Njoroge grew up near this city and fell in love with music when she
began piano lessons at 4. “Music was encouraged until I started my A
Levels,” she said, referring to her last two years of school. “That was
when I was told ‘no more.’ ”
She
studied biochemistry at McMaster University in Hamilton, Ontario,
Canada (where she was a member of the school choir and took singing
lessons) and had what she calls an “existential crisis” before she began
pharmacy school at the University of Strathclyde in Glasgow.
“My
voice teacher in Canada said to me, ‘You need to study music,’ so when I
got to Glasgow I went to the Royal Scottish Academy of Music and Drama
and picked up a prospectus,” she said with a chuckle. “For one week, I
really thought I was going to go for it, but I did not have the guts.”
Instead she sang in choirs in her free time, in Glasgow and later when
she moved to London to work in hospitals.
When
Ms. Njoroge moved back here in 2003, she was struck by not only how few
classical music options there were but also how they seemed to mostly
focus on the white Kenyan and expat communities. “I think at that time
the Nairobi Orchestra had one black person in it,” she said.
She
started holding recitals for friends across the city, began a classical
music newsletter and then a glossy classical music monthly magazine.
In
2007 she began hosting a weekly two-hour classical music radio program,
sponsored by Safaricom. “There was one guy who called in who said he
played my show in his matatu,” she said, referring to the privately
owned minibuses used in Kenya. “That showed me that all sorts of people
loved classical music, and it needs to be on the menu.”
The
community project that became the Ghetto Classics program began with
just 14 children using instruments borrowed from the Kenya Conservatoire
of Music. A Catholic priest from Korogocho asked Ms. Njoroge to teach
music at the community center he ran in Korogocho, and she brought in
Levi Wataka, a music teacher who is now the K.N.Y.O. music director.

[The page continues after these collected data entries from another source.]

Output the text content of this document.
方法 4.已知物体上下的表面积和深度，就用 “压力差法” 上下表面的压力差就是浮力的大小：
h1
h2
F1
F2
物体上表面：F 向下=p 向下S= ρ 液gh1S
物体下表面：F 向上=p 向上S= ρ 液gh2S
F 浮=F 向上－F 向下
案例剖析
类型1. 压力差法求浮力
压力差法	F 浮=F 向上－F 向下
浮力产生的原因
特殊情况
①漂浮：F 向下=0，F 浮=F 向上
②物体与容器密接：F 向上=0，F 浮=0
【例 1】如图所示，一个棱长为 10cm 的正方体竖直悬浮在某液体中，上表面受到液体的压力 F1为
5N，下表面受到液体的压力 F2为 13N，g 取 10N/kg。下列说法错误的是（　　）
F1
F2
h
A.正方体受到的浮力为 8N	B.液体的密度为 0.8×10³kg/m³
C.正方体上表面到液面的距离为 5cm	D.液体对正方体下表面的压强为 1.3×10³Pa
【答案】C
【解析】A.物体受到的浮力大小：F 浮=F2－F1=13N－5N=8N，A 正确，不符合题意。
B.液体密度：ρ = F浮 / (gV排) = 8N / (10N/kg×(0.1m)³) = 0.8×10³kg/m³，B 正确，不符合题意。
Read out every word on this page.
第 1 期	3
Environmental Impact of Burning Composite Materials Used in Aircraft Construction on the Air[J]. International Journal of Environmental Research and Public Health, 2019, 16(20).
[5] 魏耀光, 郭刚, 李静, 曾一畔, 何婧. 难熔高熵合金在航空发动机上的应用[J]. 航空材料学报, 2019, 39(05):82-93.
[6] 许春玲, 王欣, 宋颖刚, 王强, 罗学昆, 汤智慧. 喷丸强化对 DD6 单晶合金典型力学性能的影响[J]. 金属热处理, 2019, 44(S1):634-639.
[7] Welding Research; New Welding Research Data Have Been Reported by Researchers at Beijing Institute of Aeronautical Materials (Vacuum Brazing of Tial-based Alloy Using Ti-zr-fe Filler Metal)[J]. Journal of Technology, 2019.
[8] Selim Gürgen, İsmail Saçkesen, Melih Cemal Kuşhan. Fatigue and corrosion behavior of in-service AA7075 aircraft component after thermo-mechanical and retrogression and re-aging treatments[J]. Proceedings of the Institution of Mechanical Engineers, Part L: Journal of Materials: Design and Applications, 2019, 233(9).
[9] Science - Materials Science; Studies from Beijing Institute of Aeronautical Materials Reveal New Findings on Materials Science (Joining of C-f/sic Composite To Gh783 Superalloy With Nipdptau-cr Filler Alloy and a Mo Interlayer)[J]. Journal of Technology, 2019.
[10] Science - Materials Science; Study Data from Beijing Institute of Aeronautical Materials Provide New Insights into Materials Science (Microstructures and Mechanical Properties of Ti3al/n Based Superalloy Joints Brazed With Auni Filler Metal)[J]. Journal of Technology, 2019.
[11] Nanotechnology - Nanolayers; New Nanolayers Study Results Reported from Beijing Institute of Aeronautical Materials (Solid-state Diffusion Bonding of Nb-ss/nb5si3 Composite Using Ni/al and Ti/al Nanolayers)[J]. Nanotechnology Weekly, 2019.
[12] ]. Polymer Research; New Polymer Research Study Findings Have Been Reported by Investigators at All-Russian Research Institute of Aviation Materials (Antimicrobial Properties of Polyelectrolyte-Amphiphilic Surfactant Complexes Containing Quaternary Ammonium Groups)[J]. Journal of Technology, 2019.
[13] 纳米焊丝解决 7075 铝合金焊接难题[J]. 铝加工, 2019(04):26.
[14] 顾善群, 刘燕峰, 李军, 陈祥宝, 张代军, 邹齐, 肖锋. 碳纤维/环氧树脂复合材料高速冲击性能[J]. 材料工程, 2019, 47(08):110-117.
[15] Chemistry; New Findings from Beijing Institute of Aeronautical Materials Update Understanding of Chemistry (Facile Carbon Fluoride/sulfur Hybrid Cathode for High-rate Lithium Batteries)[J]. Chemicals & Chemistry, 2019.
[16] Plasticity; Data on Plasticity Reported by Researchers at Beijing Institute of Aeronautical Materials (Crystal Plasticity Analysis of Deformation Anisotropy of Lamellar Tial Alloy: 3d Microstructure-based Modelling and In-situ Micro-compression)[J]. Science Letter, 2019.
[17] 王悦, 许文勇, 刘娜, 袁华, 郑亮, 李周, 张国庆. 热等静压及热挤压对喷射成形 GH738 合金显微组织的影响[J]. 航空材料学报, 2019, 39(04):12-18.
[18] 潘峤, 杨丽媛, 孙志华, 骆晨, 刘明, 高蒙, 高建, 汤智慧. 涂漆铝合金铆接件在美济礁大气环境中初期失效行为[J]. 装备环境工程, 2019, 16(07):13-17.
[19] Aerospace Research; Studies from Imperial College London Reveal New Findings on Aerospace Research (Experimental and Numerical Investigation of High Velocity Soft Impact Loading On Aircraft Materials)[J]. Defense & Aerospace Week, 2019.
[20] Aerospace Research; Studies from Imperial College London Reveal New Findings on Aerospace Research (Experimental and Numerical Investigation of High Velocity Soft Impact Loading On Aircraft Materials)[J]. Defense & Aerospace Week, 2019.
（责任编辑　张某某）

They could only afford to meet every other week, but thanks to donations
they eventually had enough instruments for more regular lessons.
The
project limped along for a number of years through private donations
and the determination of Ms. Njoroge’s growing staff, but in 2013 Mr.
Collymore, who had taken over as chief executive of Safaricom, asked Ms.
Njoroge to form the S.Y.O. “We decided that we would bring together
these children who are living in the most desperate conditions with
similarly talented kids from more privileged backgrounds,” Mr. Collymore
said in an email. “After all, music doesn’t really recognize economic
boundaries so why should we?”
The
telecom company then began the Safaricom International Jazz Festival,
and proceeds from the ticket sales help fund the Ghetto Classics
program. As part of the festival, international musicians like Branford
Marsalis, Kirk Whalum and Salif Keita were brought to Korogocho to hold
master classes.
Mr.
Whalum, a Grammy-winning saxophonist, was so inspired that he plans to
write an original score for the Ghetto Classics orchestra, while Mr.
Marsalis has donated reeds, which are hard to find in Kenya.